Impact of KDM5D expression on docetaxel sensitivity in LNCaP sublines and impact on clinical outcomes. (A) Extracted DNA from the indicated cell lines was examined by PCR with primer 1 (designed for the transcription started site) and primer 2 (designed for the intron), and then amplicons were subjected to gel electrophoresis. (B, Left Upper) Nuclear fractions were collected in the indicated cell lines and subjected to immunoblotting with the indicated antibodies. (B, Lower) LNCaP and LNCaP-derived CRPC cell lines were treated with the indicated concentrations of docetaxel in 10% CSS media with (Right) and without (Left) 10 nM DHT for 6 d. The inhibitory effect on cell growth by docetaxel is presented as a relative value (mean ± SEM) compared with control as 100%. (B, Right Upper) Clonogenic survival assays in which 7 × 10³ cells were plated in a six-well plate and treated with and without 10 nM docetaxel in 10% CSS media supplemented with 10 nM DHT for 14 d. (C) KDM5D transcript expression in multiple prostate cancer studies from the Oncomine database. Datasets were analyzed for KDM5D expression in primary prostate cancer versus CRPC. Statistical significance and number of samples are indicated. P values were calculated using two-sample, one-tailed Welch’s t test. In the Grasso cohort, 31 out of the 35 CRPC patients had exon coverage ratio, mRNA expression level, and clinical outcome data (overall survival).
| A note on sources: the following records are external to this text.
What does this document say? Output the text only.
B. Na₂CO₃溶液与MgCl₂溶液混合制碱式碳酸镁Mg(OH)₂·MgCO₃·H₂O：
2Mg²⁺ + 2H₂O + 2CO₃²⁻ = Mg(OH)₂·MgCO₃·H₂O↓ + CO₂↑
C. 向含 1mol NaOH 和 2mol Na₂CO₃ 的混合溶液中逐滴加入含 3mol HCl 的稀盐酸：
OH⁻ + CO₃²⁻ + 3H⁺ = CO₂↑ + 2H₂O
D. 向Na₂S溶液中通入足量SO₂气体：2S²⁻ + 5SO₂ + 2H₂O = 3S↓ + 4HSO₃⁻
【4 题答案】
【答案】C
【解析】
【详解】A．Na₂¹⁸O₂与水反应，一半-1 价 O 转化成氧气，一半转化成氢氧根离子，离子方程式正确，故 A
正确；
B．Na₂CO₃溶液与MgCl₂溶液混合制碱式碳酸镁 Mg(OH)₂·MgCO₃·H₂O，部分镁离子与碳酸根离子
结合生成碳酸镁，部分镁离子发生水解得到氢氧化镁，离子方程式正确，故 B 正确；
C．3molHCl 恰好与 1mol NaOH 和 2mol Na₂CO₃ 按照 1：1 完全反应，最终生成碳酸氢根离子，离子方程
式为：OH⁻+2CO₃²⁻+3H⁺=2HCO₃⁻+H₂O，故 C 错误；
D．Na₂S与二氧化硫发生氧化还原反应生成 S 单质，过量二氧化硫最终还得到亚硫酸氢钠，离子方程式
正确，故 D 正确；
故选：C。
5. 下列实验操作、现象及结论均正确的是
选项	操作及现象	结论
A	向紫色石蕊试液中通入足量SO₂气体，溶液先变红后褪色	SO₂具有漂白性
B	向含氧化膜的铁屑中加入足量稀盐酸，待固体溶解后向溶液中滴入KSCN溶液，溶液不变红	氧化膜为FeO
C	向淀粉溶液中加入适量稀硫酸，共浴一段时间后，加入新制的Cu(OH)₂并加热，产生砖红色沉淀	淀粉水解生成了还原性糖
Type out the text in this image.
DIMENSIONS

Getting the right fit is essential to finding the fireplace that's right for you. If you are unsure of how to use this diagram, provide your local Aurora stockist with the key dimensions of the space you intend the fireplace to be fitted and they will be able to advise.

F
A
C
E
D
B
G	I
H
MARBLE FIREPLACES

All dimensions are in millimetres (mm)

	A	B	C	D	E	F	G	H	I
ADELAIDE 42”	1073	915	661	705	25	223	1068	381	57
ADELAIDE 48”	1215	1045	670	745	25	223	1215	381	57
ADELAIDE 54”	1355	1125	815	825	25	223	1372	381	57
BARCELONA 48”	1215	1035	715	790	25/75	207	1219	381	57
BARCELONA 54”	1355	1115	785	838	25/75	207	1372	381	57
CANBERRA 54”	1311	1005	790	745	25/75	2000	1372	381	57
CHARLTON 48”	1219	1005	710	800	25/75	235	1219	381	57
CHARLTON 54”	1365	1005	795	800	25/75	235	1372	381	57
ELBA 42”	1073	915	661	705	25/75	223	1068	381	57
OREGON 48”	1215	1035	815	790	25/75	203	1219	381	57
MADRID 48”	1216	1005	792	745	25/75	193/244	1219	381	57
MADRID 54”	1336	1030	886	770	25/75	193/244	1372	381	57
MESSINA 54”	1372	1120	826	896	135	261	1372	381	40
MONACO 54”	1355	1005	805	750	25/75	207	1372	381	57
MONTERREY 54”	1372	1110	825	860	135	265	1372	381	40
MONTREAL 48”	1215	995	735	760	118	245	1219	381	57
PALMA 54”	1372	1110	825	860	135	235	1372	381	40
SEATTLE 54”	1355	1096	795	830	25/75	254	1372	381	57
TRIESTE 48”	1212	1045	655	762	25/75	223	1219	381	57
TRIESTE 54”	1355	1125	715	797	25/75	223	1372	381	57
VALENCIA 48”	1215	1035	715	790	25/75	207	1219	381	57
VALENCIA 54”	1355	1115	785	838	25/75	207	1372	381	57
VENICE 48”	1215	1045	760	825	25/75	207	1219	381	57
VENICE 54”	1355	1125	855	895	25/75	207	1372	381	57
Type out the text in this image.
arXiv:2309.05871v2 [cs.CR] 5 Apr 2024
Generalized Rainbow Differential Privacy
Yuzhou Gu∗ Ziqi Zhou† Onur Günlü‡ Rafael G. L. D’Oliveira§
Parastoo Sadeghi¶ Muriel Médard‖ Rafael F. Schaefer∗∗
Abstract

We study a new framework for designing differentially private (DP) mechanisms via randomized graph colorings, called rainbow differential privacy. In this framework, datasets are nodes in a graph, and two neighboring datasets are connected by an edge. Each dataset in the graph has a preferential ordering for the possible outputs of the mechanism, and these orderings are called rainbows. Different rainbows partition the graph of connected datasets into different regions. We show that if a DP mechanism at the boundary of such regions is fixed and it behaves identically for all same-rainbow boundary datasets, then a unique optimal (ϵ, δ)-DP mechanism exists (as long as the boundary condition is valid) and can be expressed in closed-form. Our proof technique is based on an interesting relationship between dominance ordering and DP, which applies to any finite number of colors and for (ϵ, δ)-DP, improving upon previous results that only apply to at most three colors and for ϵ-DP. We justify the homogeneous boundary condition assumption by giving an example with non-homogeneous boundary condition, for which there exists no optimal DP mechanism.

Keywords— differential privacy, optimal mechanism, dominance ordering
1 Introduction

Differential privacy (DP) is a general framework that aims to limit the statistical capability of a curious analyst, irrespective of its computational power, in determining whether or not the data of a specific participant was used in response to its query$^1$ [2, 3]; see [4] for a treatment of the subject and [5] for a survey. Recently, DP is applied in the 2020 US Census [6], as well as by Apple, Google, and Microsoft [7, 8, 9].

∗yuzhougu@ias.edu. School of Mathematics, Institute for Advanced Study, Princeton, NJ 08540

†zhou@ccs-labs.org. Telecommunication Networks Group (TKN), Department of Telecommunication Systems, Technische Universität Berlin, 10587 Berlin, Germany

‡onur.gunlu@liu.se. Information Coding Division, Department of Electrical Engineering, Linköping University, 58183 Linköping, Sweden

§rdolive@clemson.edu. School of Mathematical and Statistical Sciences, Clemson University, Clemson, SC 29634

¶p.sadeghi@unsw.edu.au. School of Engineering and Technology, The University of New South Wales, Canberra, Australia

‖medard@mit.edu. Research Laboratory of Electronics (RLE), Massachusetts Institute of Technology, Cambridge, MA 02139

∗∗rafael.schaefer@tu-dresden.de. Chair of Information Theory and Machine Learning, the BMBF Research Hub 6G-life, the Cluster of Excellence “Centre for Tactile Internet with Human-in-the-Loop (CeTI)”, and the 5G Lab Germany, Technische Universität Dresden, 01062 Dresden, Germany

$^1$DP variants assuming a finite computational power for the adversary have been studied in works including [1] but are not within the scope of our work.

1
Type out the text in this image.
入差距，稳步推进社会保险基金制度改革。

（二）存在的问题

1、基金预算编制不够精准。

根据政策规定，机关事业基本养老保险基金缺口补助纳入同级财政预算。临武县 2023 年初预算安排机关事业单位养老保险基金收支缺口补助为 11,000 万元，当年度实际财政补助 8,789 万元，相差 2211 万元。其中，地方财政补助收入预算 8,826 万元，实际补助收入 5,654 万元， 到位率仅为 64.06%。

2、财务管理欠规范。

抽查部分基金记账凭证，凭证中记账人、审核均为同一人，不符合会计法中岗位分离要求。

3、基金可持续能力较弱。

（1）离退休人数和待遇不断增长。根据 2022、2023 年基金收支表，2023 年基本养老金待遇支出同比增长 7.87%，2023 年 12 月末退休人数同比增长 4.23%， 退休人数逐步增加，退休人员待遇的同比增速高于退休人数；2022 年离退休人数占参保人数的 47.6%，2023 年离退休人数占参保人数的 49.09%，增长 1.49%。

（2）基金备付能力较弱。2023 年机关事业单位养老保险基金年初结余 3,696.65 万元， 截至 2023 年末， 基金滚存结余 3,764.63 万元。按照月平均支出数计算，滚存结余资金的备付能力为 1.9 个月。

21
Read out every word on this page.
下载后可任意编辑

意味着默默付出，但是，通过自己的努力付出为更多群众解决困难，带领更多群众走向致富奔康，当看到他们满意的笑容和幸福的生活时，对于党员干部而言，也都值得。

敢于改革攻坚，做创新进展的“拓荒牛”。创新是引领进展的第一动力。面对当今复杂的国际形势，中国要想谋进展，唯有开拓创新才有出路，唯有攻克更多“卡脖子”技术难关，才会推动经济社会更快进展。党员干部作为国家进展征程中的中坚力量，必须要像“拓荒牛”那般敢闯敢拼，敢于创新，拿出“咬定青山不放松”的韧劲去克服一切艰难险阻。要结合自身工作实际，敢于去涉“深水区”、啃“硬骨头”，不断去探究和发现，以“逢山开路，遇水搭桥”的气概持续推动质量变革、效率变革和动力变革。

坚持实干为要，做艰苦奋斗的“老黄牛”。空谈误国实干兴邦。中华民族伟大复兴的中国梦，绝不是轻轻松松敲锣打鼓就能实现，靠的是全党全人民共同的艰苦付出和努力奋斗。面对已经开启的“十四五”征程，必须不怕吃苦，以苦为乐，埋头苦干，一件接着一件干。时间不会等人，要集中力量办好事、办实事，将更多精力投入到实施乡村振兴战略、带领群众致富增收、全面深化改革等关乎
Linear regression was performed to examine a correlation between exon coverage ratio and mRNA expression level, and patients were divided into two groups according to KDM5D mRNA expression level to carry out Kaplan–Meier analysis. P value is calculated using log-rank test. Median survival was 120 and 46.5 mo, respectively, for high-KDM5D and low-KDM5D groups.

Fig. S5.

(A) RNA expression of KDM5D in a panel of prostate cancer cell lines. GAPDH was used for normalization. Mean expression values of three independent experiments were examined and are presented as mean ± SEM. (B) Datasets were analyzed for KDM5D expression in primary prostate cancer versus CRPC. Statistical significance and number of samples are indicated. P values were calculated using two-sample, one-tailed Welch’s t test. (C) Copy-number alteration (CNA) of the KDM5D region in the Grasso cohort, which contains CNA and sequencing data for 59 patients. The data include 11 primary cancer patients and 48 CRPC patients. Results were selected by using OncoPrint (www.cbioportal.org/oncoprinter.jsp), which visualizes CNA from the cBioPortal database. (D) Comparisons of characteristics of high- and low-KDM5D groups in the Grasso cohort [31 CRPC patients who have a clinical outcome (overall survival and survival from the time point of starting chemotherapy) and KDM5D expression level]. (E) Patients in the Grasso cohort were divided into two groups according to KDM5D mRNA expression level to carry out Kaplan–Meier analysis. (F) Lack of significant correlation between AR and KDM5D mRNA expression in the indicated datasets. Results were obtained from the cBioPortal database.